Ex-Rare Devs Planning Banjo-Tooie Spiritual Successor

IGN says previous Rare employees have reunited to build a spiritual successor to the Nintendo 64 classic Banjo-Tooie complete with the "same kind of humour, silly characters, fun game play, great tunes and all that stuff." You can follow them via Twitter.

Now if only they'd recruit the rest of the old Rare/Free Radical team for a spiritual successor to Timesplitters... Baby steps for now.

Nintendo & Annual Sequels

Its something I noticed in the most recently in the CVG interview with Alex Hutchinson. While the most shocking point in the article was made by Hutchinson, the thing I'll be focusing on here was mentioned by the interviewer:

Why do Nintendo get it right? It releases a new edition of the same franchise every year and no one bats an eyelid. Why?

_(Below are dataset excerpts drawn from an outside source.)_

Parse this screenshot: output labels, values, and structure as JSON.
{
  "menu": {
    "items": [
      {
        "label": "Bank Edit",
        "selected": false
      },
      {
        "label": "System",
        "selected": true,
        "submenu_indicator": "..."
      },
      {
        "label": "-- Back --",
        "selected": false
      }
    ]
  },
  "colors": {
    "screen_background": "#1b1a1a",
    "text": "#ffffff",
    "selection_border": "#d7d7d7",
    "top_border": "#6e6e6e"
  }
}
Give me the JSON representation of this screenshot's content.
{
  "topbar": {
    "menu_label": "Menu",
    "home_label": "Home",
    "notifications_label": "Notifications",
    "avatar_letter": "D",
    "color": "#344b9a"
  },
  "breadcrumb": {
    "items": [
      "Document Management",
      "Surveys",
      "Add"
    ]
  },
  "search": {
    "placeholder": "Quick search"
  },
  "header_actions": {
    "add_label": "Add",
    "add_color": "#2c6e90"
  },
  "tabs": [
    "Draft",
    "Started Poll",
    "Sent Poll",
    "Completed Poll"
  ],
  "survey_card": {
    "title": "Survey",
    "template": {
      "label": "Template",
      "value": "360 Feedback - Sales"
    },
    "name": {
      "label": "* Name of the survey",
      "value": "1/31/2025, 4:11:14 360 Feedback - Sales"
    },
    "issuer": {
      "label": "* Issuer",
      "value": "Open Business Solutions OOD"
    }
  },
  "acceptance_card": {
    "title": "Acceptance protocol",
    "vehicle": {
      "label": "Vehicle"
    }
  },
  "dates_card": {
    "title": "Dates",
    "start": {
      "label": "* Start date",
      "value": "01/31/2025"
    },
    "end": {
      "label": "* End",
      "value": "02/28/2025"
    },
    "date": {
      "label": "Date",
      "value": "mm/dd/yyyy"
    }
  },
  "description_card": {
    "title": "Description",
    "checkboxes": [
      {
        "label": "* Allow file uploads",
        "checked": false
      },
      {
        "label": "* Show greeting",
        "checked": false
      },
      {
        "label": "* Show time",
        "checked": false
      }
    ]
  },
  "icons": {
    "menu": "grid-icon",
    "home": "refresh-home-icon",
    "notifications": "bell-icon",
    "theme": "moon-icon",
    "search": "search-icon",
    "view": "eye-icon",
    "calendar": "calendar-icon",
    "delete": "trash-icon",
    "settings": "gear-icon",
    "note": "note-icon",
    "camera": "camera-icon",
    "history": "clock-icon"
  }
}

Please tell me what "franchise" Nintendo rehashes annually, because I would like to know. The only example I know of was the Hudson Soft developed Mario Party titles during the Nintendo 64/Gamecube generations. Following that, there was a 5 year gap between Mario Party releases on the Wii. These is no other Nintendo franchise that has sustained a regular annual release schedule.

So, with that in mind I'm going to make an assumption: I'm going to assume that the interviewer meant Mario games. It's something we've all heard before–its often regurgitated as fact across forums. And while it may make business sense to consider Mario a franchise, its very different from most franchises.

Mario as a Label

First off, Mario is a character; he stars in a variety of video game series, each of which may spawn their own sequels and spin-offs, but they are all unique. Mario titles span a wide breadth of genres, such as platformers, party, sports, puzzle, fighting and RPG. All of these games are fundamentally different and often only see one iteration per platform per generation. The only thing these games have in common is the Mario universe and characters. It is because of this that he functions more as a label for all of the games he stars in–a guarantee of quality, light-hearted whimsical fun. Meanwhile, Western studios are pumping out a new Madden, Call of Duty and Assassin's Creed in a year or less and these are sequels in the same series with the same gameplay.

Fact: Madden has been on an annual schedule for over two decades.